This but a scratch! Comparing frequentist and Bayesian meta-analysis on CBM on addictive behaviours


  • R. van Beek
  • O. Zerhouni
  • M. Boffo
  • K. Nikolaou
  • R. Wiers
  • M. Marsman


Different automatic cognitive biases have been found to underlie the onset and maintenance of addictive behaviours. Cognitive Bias Modification (CBM) interventions target these maladaptive processes by reducing or reversing them. Recent meta-analyses investigating the effectiveness of CBM interventions point in different directions.

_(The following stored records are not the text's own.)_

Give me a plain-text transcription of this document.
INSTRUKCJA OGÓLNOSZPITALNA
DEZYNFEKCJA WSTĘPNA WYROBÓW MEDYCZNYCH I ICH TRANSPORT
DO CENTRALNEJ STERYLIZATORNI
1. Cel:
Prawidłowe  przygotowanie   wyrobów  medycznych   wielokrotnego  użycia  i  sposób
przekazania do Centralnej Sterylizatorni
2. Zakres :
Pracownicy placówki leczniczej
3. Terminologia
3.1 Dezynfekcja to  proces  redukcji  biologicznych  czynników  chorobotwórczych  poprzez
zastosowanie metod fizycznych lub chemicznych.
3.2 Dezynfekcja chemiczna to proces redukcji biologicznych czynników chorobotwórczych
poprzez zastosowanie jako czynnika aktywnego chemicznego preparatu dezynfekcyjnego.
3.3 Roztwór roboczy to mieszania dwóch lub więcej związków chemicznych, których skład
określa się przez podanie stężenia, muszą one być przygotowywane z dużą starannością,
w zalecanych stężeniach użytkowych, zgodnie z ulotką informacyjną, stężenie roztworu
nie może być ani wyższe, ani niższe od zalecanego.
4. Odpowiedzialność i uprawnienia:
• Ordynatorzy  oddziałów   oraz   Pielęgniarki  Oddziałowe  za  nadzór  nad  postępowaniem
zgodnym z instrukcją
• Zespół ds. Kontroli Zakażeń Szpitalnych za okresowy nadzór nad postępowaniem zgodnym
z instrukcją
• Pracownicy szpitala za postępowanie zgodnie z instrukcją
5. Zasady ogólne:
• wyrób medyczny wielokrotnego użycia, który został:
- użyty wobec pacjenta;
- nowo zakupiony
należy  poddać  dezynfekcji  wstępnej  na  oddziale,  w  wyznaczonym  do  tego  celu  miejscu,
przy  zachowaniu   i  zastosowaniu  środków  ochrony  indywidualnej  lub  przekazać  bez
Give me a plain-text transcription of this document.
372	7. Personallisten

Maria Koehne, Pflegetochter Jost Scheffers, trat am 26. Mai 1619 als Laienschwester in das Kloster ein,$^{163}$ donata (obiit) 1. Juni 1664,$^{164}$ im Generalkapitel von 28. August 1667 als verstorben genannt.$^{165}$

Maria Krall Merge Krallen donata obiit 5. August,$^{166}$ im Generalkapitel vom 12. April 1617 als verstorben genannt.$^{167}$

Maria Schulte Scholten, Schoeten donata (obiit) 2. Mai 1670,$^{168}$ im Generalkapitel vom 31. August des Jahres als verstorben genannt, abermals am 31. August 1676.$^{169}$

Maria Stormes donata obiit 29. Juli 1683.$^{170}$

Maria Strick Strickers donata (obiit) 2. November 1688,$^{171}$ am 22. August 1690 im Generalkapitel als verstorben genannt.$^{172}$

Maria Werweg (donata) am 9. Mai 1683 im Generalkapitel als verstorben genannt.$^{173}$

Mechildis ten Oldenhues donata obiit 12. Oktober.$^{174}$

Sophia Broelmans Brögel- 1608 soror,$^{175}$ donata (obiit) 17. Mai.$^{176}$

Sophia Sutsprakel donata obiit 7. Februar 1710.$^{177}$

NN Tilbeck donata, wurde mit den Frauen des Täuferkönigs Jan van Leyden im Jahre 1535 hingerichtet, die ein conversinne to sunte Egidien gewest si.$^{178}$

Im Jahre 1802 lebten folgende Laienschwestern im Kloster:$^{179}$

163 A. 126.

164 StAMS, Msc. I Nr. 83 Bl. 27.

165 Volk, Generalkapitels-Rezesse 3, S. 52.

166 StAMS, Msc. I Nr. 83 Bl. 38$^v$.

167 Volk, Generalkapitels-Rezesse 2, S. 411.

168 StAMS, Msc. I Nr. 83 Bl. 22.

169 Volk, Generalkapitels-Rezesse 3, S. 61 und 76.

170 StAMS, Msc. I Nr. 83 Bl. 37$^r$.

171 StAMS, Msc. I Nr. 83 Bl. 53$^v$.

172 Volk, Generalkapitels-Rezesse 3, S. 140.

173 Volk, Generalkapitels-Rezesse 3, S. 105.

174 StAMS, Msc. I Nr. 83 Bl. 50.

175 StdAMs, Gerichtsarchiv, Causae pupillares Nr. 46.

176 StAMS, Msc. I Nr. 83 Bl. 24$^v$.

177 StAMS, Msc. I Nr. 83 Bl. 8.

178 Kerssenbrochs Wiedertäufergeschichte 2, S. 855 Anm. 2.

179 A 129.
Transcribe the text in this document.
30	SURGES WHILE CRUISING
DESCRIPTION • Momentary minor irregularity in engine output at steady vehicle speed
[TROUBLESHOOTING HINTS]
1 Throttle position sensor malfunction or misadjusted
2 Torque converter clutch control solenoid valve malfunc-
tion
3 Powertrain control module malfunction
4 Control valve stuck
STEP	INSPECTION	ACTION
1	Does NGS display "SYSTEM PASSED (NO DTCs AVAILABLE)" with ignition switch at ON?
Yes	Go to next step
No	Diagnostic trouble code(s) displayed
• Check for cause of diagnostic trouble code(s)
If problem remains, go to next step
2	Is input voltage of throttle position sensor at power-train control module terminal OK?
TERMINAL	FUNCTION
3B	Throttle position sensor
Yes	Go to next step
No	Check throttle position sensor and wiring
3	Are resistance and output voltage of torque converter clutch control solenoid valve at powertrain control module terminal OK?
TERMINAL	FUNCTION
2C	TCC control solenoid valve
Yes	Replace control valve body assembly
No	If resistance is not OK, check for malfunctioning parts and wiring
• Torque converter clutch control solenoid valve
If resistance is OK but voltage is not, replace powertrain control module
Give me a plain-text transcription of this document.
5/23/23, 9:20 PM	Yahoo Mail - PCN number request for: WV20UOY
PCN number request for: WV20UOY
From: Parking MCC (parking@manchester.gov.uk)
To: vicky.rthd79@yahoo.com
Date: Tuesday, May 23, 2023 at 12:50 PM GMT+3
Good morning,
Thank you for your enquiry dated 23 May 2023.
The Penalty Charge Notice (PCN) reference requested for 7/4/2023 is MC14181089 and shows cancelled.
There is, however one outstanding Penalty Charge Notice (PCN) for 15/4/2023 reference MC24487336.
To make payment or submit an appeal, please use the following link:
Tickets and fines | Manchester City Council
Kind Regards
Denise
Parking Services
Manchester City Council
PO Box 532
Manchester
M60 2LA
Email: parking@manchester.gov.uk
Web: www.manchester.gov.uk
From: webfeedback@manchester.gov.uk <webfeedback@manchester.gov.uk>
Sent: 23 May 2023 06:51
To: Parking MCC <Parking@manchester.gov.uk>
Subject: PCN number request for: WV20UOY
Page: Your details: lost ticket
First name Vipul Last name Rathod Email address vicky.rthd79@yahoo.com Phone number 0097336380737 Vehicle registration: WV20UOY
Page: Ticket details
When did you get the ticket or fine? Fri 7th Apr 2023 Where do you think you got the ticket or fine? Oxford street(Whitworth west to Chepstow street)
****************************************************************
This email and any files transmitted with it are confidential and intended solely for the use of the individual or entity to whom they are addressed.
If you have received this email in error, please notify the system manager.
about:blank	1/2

Using the Cochrane Handbook for Systematic Reviews of Interventions we conducted a systematic review of CBM interventions targeting alcohol and tobacco use. We aggregated published evidence on the effects of CBM on (i) cognitive bias and (ii) consumption in clinical and subclinical alcohol and tobacco users. We quantified the evidence using both frequentist and Bayesian random effects models. Twenty studies investigating the effect of CBM interventions on cognitive biases and a number of clinical outcome measures were included in the analysis. A random-model analysis with the Sidik-Jonkman method showed a medium-sized reduction of bias toward alcohol and tobacco cognitive biases attributable to CBM and a small-sized reduction on actual consumption at post-test with 95% confidence intervals that did not encompass zero. However, the Bayesian random-effects model showed only a small effect on cognitive bias for alcohol. Moderator analysis provided insights on potential moderators underpinning the effectiveness of CBM, such as type of addiction, number of training trials, type of CBM intervention, mode of delivery, and type of participants. While recent evidence has questioned the efficacy of CBM in addiction, we discuss the limitations of current research designs and provide suggestions for improvement.